In only three of the eight studies reporting an inverse association was this statistically significant (Kato et al, 1997; Norat et al, 2005; Hall et al, 2008). There are several possible reasons for the discrepancy between our finding and the latter three studies. First, the weight of fish consumed daily differed among the study populations. In fact, this was only about one-third of that in our study (Food Balance Sheet, 2003). Second, the fish species consumed would have differed among the study populations. In our study there was a high intake of tuna, mackerel, and sardine, which contain high levels of n-3 fatty acids, whereas the other studies had higher intakes of salmon, cod, and herring (Food Balance Sheet, 2003). If the results were influenced by fish species, the association between fish consumption and the incidence of colorectal cancer might appear more strongly in our study population because our study population had a high intake of fish which contain high levels of n-3 fatty acids. However, we observed no association with total fish consumption, suggesting that the difference in fish species did not explain the discrepancy with other studies. Third, high fish consumers in Western countries may be more health-conscious individuals, and as there was no adjustment for potential confounding by vegetable or fruit consumption, this remains a possibility.

One study from Finland reported an increased incidence of colon cancer that was attributed to smoked and salted fish (Knekt et al, 1999), but the cooking methods may have influenced the results.

Our study had several strengths including recruitment of individuals from the general population and the occurrence of a larger number of colorectal cancer cases (566) than recent prospective studies. Second, the response rate was high (94.6%) and the selection bias was small. Third, our study population was in Japan, which has the highest fish consumption in the world (Food Balance Sheet, 2003).

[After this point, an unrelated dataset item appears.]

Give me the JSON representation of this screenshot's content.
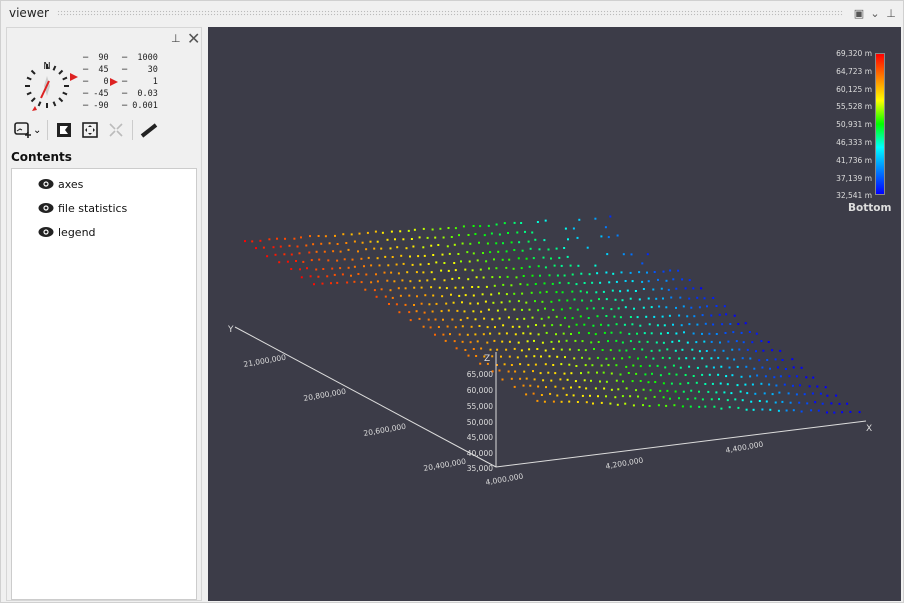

The first of the limitations is that we collected information on fish consumption frequency only once and by a self-reported questionnaire. Therefore, some misclassification of exposure would have been inevitable, and the reported HR was likely to have underestimated the true relationship, although the questionnaire was validated (Ogawa et al, 2003). Second, dried or salted fish consumption was not included in our estimate of total fish consumption, so actual total fish consumption may have been underestimated. However, the portion sizes of dried or salted fish calculated by a validated study were small (10 g day−1, among both men and women). Third, we were unable to check whether the use of aspirin or anti-inflammatory drugs influenced the association with fish consumption (Chan et al, 2005). However, as the Japanese hardly ever use aspirin or anti-inflammatory drugs on a prophylactic basis, the probability of such confounding was probably low.

In conclusion, this prospective study has found that total fish consumption is not associated with the incidence of colorectal cancer in Japan.